Gaining Accreditation with very young children in tow and entering conservation leadership after years at the bench have been challenges, as well as nurturing and investing time on specialist areas of knowledge within the more general field of Books and Paper to carve out that all-important niche and focus.
I could reflect with Hayley on what I would have done differently (is it a good idea to stay in the same job for a long time?) and what decisions have been really valuable. We considered what makes a great portfolio (and what doesn't), chatted about her course and her written assignments as well as challenges I faced this year at work. All of which provided Hayley and I with rich discussion opportunities.

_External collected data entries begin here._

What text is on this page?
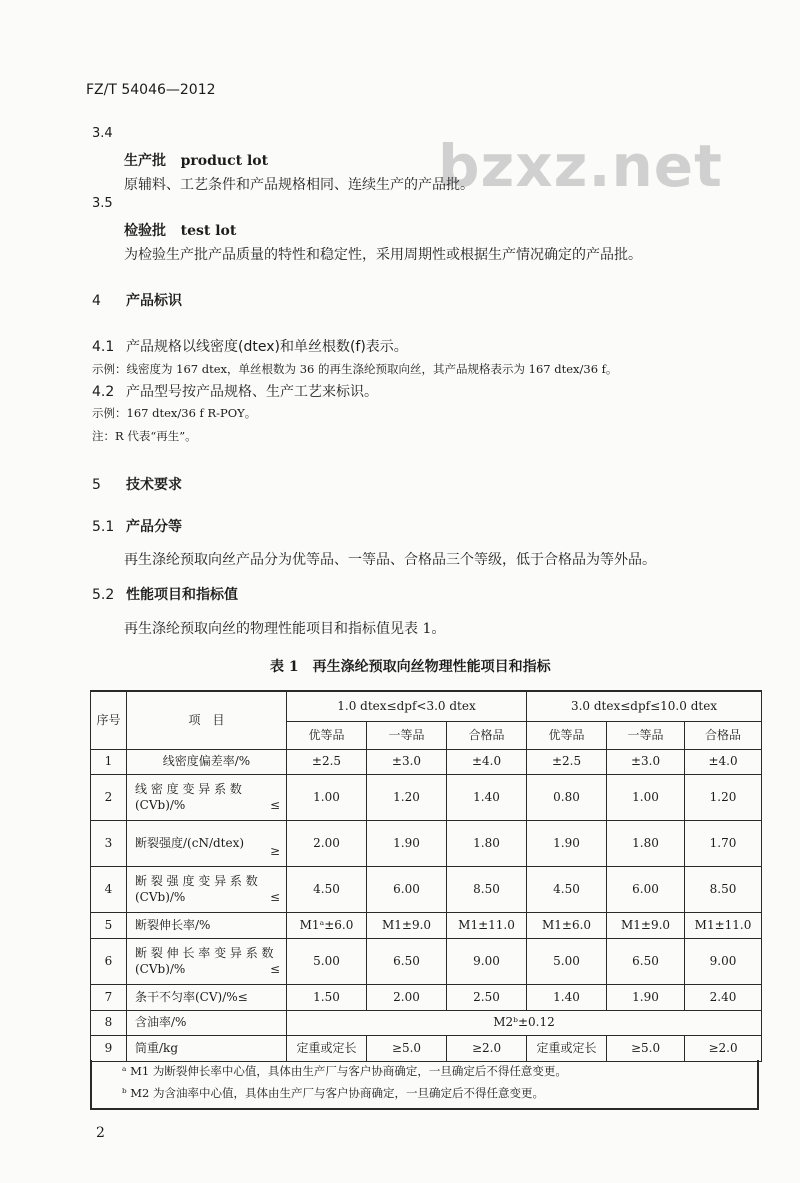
FZ/T 54046—2012
bzxz.net
3.4
生产批 product lot
原辅料、工艺条件和产品规格相同、连续生产的产品批。
3.5
检验批 test lot
为检验生产批产品质量的特性和稳定性，采用周期性或根据生产情况确定的产品批。
4 产品标识
4.1 产品规格以线密度(dtex)和单丝根数(f)表示。
示例：线密度为 167 dtex，单丝根数为 36 的再生涤纶预取向丝，其产品规格表示为 167 dtex/36 f。
4.2 产品型号按产品规格、生产工艺来标识。
示例：167 dtex/36 f R-POY。
注：R 代表“再生”。
5 技术要求
5.1 产品分等
再生涤纶预取向丝产品分为优等品、一等品、合格品三个等级，低于合格品为等外品。
5.2 性能项目和指标值
再生涤纶预取向丝的物理性能项目和指标值见表 1。
表 1　再生涤纶预取向丝物理性能项目和指标
序号	项　目	1.0 dtex≤dpf<3.0 dtex			3.0 dtex≤dpf≤10.0 dtex		
		优等品	一等品	合格品	优等品	一等品	合格品
1	线密度偏差率/%	±2.5	±3.0	±4.0	±2.5	±3.0	±4.0
2	线 密 度 变 异 系 数
(CVb)/% ≤	1.00	1.20	1.40	0.80	1.00	1.20
3	断裂强度/(cN/dtex)
≥	2.00	1.90	1.80	1.90	1.80	1.70
4	断 裂 强 度 变 异 系 数
(CVb)/% ≤	4.50	6.00	8.50	4.50	6.00	8.50
5	断裂伸长率/%	M1ᵃ±6.0	M1±9.0	M1±11.0	M1±6.0	M1±9.0	M1±11.0
6	断 裂 伸 长 率 变 异 系 数
(CVb)/% ≤	5.00	6.50	9.00	5.00	6.50	9.00
7	条干不匀率(CV)/%≤	1.50	2.00	2.50	1.40	1.90	2.40
8	含油率/%	M2ᵇ±0.12					
9	筒重/kg	定重或定长	≥5.0	≥2.0	定重或定长	≥5.0	≥2.0
ᵃ M1 为断裂伸长率中心值，具体由生产厂与客户协商确定，一旦确定后不得任意变更。
ᵇ M2 为含油率中心值，具体由生产厂与客户协商确定，一旦确定后不得任意变更。
2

One of the hardest parts of being an early stage conservator is following work around the country and having to uproot your life in the process.
Although I loved my job at the Fine Art Restoration Company, the studio was based in Carlisle, and recently I was compelled to leave in order to look for work in the south of England, where my friends and family would be closer.
I’m currently in the situation which many of my peers from Northumbria are facing: looking for work! At the moment there seem to be very few internships and jobs available in painting conservation.
My past experience of applying for the highly coveted internships at prestigious institutions has been quite disheartening. Applicants are expected to have considerable experience and specific research interests, which can be difficult to pinpoint at such an early stage.
Furthermore, I have never received any feedback for these applications which has made it very difficult to know how to improve for the future.
In such a turbulent world and with such low wages and short contracts in the profession, it appears harder than ever to be entering into life as a conservator.
Resources for mentoring and coaching rely more and more on private donations to release the time of more experienced conservators.
At the British Library we are always working to expand what we can offer such as internships, and initiatives such as mentoring through Icon can really help too.
The mentoring relationship allowed us to reflect on what different conservation careers look like and how Hayley might build one that is sustainable for her.
She is talented, motivated and conscientious and like most graduates, wishes to build a full life around her chosen career.
I very much hope that those of us who have found our feet can help to create and shape opportunities in the profession and continue to make time to coach emerging conservators to make this a reality.